Sent from my iPhone using Forum BabyBoom mobile app
 
reklama
Cześć Laseczki!
Nie było mnie tu wieki. Zawsze jak wpadalam to tylko wrzuciłam,że ogarniam rzeczywistość. No i nadal ogarniam :-)
Moj komp niestety się skiepscił wiec pisze na tablecie, czego nie lubię. Dziś niedziela, świąteczny dzień, więc usiadłam na tyłku w końcu. Muszę zrobić obiad, ale mi sie nie chce...
Po krótkce: Marek jest w miarę spokojny, coraz ciekawszy swiata, mały grubaskiem, ostatnio ważył ok 5,7kg. W nocy śpi ze mną, nie przeszkadza mi i,e razy sie budzi w nocy. Jestem na diecie antyalergicznej, czyli: bez nabiału i głównych alergenów, do tego na lekkostrawnej. Brzuszkowych problemów nie mamy. Jedynie co jak nałyka sie powietrza to duzo odbija i często.

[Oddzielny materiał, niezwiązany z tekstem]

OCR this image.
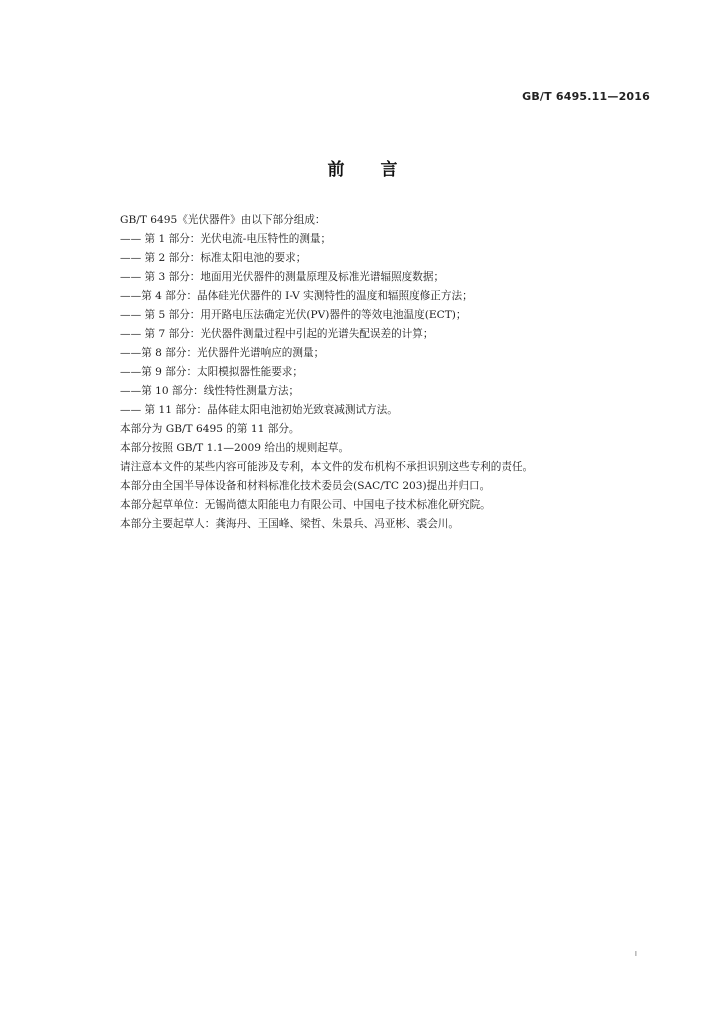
GB/T 6495.11—2016
前 言
GB/T 6495《光伏器件》由以下部分组成：
—— 第 1 部分：光伏电流-电压特性的测量；
—— 第 2 部分：标准太阳电池的要求；
—— 第 3 部分：地面用光伏器件的测量原理及标准光谱辐照度数据；
——第 4 部分：晶体硅光伏器件的 I-V 实测特性的温度和辐照度修正方法；
—— 第 5 部分：用开路电压法确定光伏(PV)器件的等效电池温度(ECT)；
—— 第 7 部分：光伏器件测量过程中引起的光谱失配误差的计算；
——第 8 部分：光伏器件光谱响应的测量；
——第 9 部分：太阳模拟器性能要求；
——第 10 部分：线性特性测量方法；
—— 第 11 部分：晶体硅太阳电池初始光致衰减测试方法。
本部分为 GB/T 6495 的第 11 部分。
本部分按照 GB/T 1.1—2009 给出的规则起草。
请注意本文件的某些内容可能涉及专利，本文件的发布机构不承担识别这些专利的责任。
本部分由全国半导体设备和材料标准化技术委员会(SAC/TC 203)提出并归口。
本部分起草单位：无锡尚德太阳能电力有限公司、中国电子技术标准化研究院。
本部分主要起草人：龚海丹、王国峰、梁哲、朱景兵、冯亚彬、裘会川。
I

Maruś uśmiecha sie i jakieś dźwięki "kontaktowe" wydaje.
Starsze dzieci przyjęły go z miłością i troską, jestem z nich dumna. Bardzo. Muszę chwilowo kończyć, postaram sie odezwać. Jak najszybciej.

super ze sie odezwalas, o ogrnianie akurat w Twoim przypadku sie nie martwilam. Zdrowka dla Was.

A ja sie poryczałam bo u nas upał a ja w krótkie spodenki się nie mieszczę !!


Sent from my iPhone using Forum BabyBoom mobile app

oj ja tez z trudem dopinam spodnie ale to raczej nie z uwagi na wage tylko na wystajacy brzuchol po cc. Glowa do gory, ja dalam sobie jeszcze roche czasu :)

TruskawkowaMamba - wygląda mi to na skok rozwojowy. Pocieszające jest to, że nie ważne czy trwają krócej czy dłużej - zawsze mijają, tak że trzymaj się :-).

Przetestowałam nosidełko na zakupach w markecie. Po paru minutach okazywania niezadowolenia Emma się ululała i spała :-). Pozytywnie:-)
Dziś rano jedziemy na usg wątroby. Musze Emmie zrobić przed samym usg co najmniej 2, 5 godziny przerwy w jedzeniu, żeby nie była zbytnio zagazowana w jelitach bo może to utrudnić badanie . Coś czuję, że będzie wrzask :baffled:

daj znac jak beda wyniki :) trzymam kciuki.

U nas ok, w niedziele grill i caly dxien na dzialeczce. Dzisiaj antybiotyk - zapalenie gardla i krtani, jak sie te choroby od nas nie odczepia to oszaleje. Trzymajcie sie.